Review By Harsimran Kaur
Rating: 4/5
Mind is complex, so are our thoughts!
What we think and how we react is not a debatable proposition. It’s just who we are; imperceptibly made by our experiences, perceptions and prejudices. Sometimes life can be a soft wave brushing politely against our ineluctable desires and ambitions, and quite often the folds of torrid waves can create a tsunami of dishevelled knots. And to our chagrin, the mind begins to weave an incendiary issue of what is morally acceptable, and probably start living in denial.
There are numerous books on depression, anxiety, OCD and other mental illnesses; the more we read about them, the more our outlook changes towards this debilitating illness. “Losing our Minds” is a comprehensive effort to bring forth to solve the complex riddle of how mental illnesses take shape, and in what propensity a behaviour is flagged to be losing our mind.
If I suffer from mental illness; I am not mad!!
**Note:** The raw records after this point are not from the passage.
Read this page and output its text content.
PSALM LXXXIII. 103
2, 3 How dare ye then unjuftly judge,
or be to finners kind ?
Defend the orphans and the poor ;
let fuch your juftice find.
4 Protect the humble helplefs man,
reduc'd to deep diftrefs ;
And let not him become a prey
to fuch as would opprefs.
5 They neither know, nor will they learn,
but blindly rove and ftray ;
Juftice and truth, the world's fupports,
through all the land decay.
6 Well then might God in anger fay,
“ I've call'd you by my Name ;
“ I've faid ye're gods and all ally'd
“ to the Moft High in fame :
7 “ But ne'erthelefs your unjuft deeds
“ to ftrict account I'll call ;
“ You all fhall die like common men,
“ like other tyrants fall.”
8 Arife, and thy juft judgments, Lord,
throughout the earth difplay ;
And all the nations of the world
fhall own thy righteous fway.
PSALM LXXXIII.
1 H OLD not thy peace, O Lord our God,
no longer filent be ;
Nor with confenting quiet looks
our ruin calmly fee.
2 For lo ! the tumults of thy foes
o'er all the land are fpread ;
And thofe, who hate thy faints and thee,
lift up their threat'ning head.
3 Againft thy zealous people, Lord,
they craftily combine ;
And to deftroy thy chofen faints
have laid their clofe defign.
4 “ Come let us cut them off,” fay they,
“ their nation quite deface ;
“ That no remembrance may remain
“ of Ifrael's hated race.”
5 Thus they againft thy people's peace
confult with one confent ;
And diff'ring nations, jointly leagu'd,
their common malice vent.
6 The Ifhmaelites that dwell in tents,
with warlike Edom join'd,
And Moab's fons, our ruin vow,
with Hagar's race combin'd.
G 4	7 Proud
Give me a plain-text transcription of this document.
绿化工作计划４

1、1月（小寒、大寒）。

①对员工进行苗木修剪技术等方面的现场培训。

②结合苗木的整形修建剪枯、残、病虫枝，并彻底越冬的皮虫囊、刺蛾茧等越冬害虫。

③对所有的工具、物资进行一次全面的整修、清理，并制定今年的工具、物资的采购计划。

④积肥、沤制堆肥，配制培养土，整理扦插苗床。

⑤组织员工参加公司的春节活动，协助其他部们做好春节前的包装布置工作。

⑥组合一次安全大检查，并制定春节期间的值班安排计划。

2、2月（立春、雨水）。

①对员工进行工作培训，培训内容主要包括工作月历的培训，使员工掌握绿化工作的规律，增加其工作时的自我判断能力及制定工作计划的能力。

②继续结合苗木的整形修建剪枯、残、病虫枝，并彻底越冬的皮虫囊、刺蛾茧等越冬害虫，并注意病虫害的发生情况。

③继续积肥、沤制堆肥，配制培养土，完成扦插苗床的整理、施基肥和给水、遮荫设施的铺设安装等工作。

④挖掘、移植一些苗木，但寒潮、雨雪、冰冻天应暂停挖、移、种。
I can still have opinions and be judgemental. I just have a chemical dislodging in the brain predisposing me to behave in a manner that may seem depressed, delusional, disoriented or decimated. But, with support and medication, I can have the ability to come out of the woods fine. We all have said this to ourselves at one point of time, and those who go without the needed compassion are bound to bulge into the black holes of life.
A plausible thing to remember is that people with mental illnesses are not an aberration to the sanctimonious rules of living but are characterized by their own inhibitions and reflections. The book “Losing our Minds” answers it all. It gives us a realistic view of how mental illness takes guard and how the rise has been contemporaneous to the Covid-19 pandemic. Today, words like “stress” and “anxiety” are used interchangeably without understanding if it’s really all this we are suffering from.
It may just be a passing emotion! Or are we losing the authenticity in the midst of making these terms as a peripatetic traveller disrupting its diagnosis? The answers are grim and shady.
Our cognizance to mental illnesses is no longer a rigged shoe tempting to come out of the closet. But, we still lack the knowledge of the vulnerability and susceptibility to illnesses such as GAD, OCD, Depression, Social Anxiety Disorder, anorexia, schizophrenia etc. The book extensively talks about the invincible attacks of genetic intervention, psychological deviation, unapologetic prevalence of social media and past triggers. It traverses through these paradigms to cut through the paradoxical behaviour of the human mind.
TAKE AWAY
The author “Lucy Foulkes”, being an anxiety patient herself, displays compassion and sensitivity in her writing. Her efforts to provide mental illnesses a sheltering carapace from the shibboleths and sententious out-cry is reflective of her understanding of the mind living in agony and seclusion.